It is 23:50 hours, by the reckoning of our fleet. At this time, P150 is plummeting, suspended in drug-induced sleep, past the white-washed letters thrice a man high which mark my hulk, our home. My computations will take him past the chance of disintegration in the upper atmosphere of the world below, at which point I will wake him. He will spread his wings, and at supersonic speeds hasten to the battle that will likely end his life.
The cold cathode display of the command desk blinks. I can hear - no, remember - the clatter of the overlarge split-flap display and accompanying cheers in the galley, somewhere up and behind me, in the churning belly of this machine. It is officially the 14th of February, 00:01 hours.
The internal time-keeper of the machine which bears P150 toward noisome death measures down to the nanosecond. For purposes of human organization, hours and minutes suffice.
Earthside, SDF time is 03:01. My husband and daughter, whose habitat is located in the world’s north-western quadrant, have already lived through the Valentine’s Day which has just begun by our reckoning. They have eaten dinner, and they are now at church.
My daughter knows me only as an icon of maternity. I have not seen her since she was removed from my womb and I departed for this deployment, five years ago. She will struggle to stay awake, ashes smudged on her brow. They will have just told her that she will die.
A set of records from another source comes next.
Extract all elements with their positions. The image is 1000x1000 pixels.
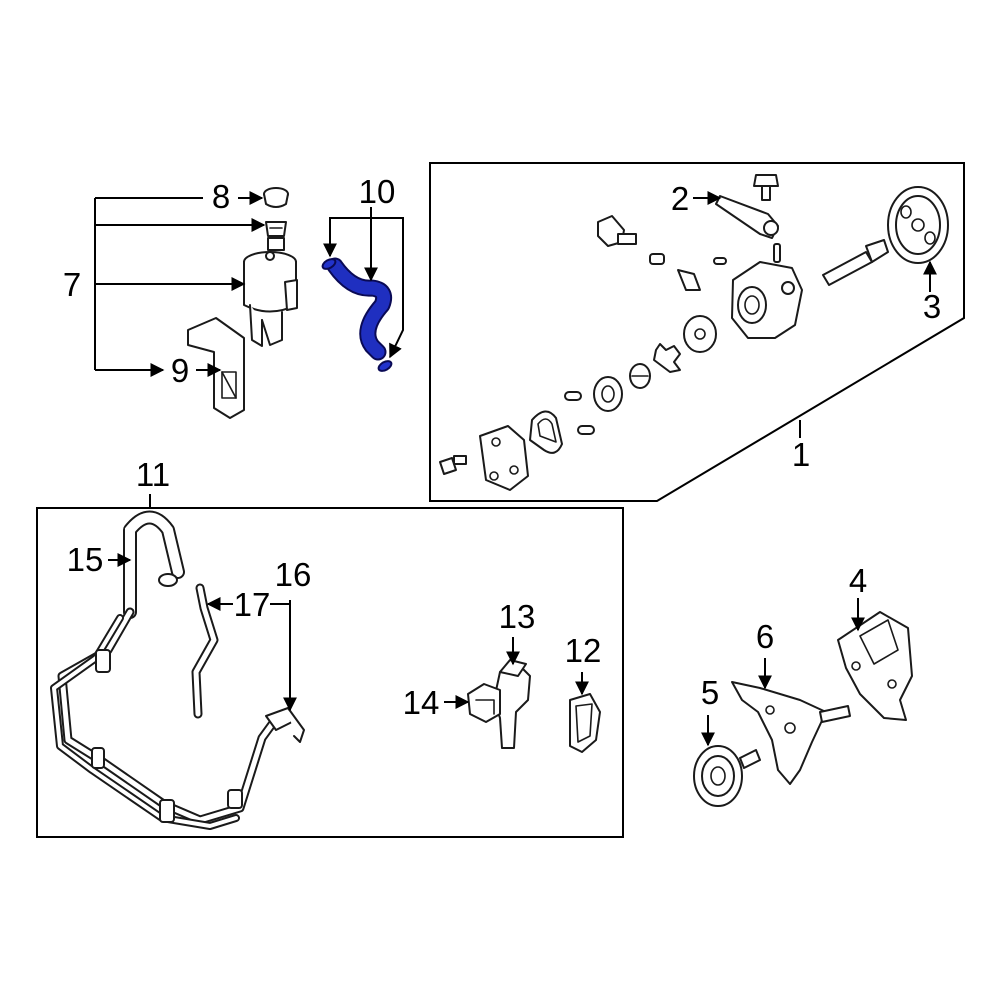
dowel-pin-b[interactable] xyxy=(577,425,595,435)
callout-14[interactable]: 14 xyxy=(403,684,440,721)
vane-rotor[interactable] xyxy=(629,363,651,389)
callout-13[interactable]: 13 xyxy=(499,598,536,635)
reservoir[interactable] xyxy=(243,237,298,347)
reservoir-filter[interactable] xyxy=(265,221,287,237)
leader-10-right xyxy=(371,217,404,359)
cover-bolt[interactable] xyxy=(439,455,467,475)
pressure-plate[interactable] xyxy=(593,376,623,412)
cooler-tube[interactable] xyxy=(191,583,219,719)
mounting-bracket[interactable] xyxy=(837,611,913,721)
callout-12[interactable]: 12 xyxy=(565,632,602,669)
rear-cover[interactable] xyxy=(479,425,529,491)
callout-16[interactable]: 16 xyxy=(275,556,312,593)
pump-body[interactable] xyxy=(731,261,803,339)
callout-6[interactable]: 6 xyxy=(756,618,774,655)
callout-3[interactable]: 3 xyxy=(923,288,941,325)
callout-7[interactable]: 7 xyxy=(63,266,81,303)
return-hose[interactable] xyxy=(123,510,185,619)
flow-control-valve[interactable] xyxy=(597,215,637,247)
pulley[interactable] xyxy=(887,186,949,264)
valve-spring[interactable] xyxy=(649,253,665,265)
valve-spool[interactable] xyxy=(677,269,701,291)
reservoir-cap[interactable] xyxy=(263,187,289,208)
adjuster-bracket[interactable] xyxy=(731,681,851,785)
reservoir-bracket[interactable] xyxy=(187,317,245,419)
idler-pulley[interactable] xyxy=(693,745,761,807)
drive-shaft[interactable] xyxy=(822,239,889,286)
callout-2[interactable]: 2 xyxy=(671,180,689,217)
clamp-bracket[interactable] xyxy=(569,693,601,753)
callout-8[interactable]: 8 xyxy=(212,178,230,215)
gasket[interactable] xyxy=(529,410,563,454)
pump-assembly-frame xyxy=(429,162,965,502)
callout-17[interactable]: 17 xyxy=(234,586,271,623)
rotor[interactable] xyxy=(653,343,681,373)
callout-15[interactable]: 15 xyxy=(67,541,104,578)
pin[interactable] xyxy=(773,243,781,263)
dowel-pin-a[interactable] xyxy=(564,391,582,401)
callout-5[interactable]: 5 xyxy=(701,674,719,711)
leader-10-left xyxy=(323,217,371,258)
small-pin[interactable] xyxy=(713,257,727,265)
callout-4[interactable]: 4 xyxy=(849,562,867,599)
cam-ring[interactable] xyxy=(683,315,717,353)
callout-1[interactable]: 1 xyxy=(792,436,810,473)
highlighted-hose[interactable] xyxy=(321,257,393,373)
pressure-line[interactable] xyxy=(50,607,305,830)
pressure-fitting[interactable] xyxy=(715,195,779,239)
callout-11[interactable]: 11 xyxy=(136,456,170,493)
clamp[interactable] xyxy=(467,683,501,723)
fitting-bolt[interactable] xyxy=(753,174,779,201)
callout-9[interactable]: 9 xyxy=(171,352,189,389)
callout-10[interactable]: 10 xyxy=(359,173,396,210)
lines-group-frame xyxy=(36,507,624,838)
My husband has told her that her mother has been gone so long because she is a hero. He is wrong.
They say the most replaceable part of an Intuitive Control Unit is its pilot, but this is not true.
The economies of scale afforded by a planetary system-spanning supply chain, along with the steady advance of computing technology, ensure the production of Units at a steady clip, and in fact they cease production only when too many have been stockpiled to maintain. Pilots are the bottleneck. Operating a war machine by way of myoelectric and neuro-computational interfacing is a delicate art which requires years of training with their Skin, and years before in preparation for that task. They begin this training young, so that it may be completed before they are too old to serve.
I have nurtured P150 for nine years. I met him a year before, on his ninth birthday. In that time, I have personally arranged his every meal and psychological evaluation, fine-tuned his every hormonal imbalance. There are ways in which I know his self more intimately than I do my own. He needs me to. He can’t monitor his own vitals in flight.
There were others, too, and they are aboard my vessel, but for these ten years he has been my focus. There was another before him, and there will be another after he is gone.
I never met his mother.
Something I wrote in 2024 on the coincidence of Ash Wednesday and Valentine’s Day in response to a prompt from a friend, lightly edited. Idk, something different!
So beautiful. And odd. Who is this P150? Why is she caring for him and not her own child. Fascinating.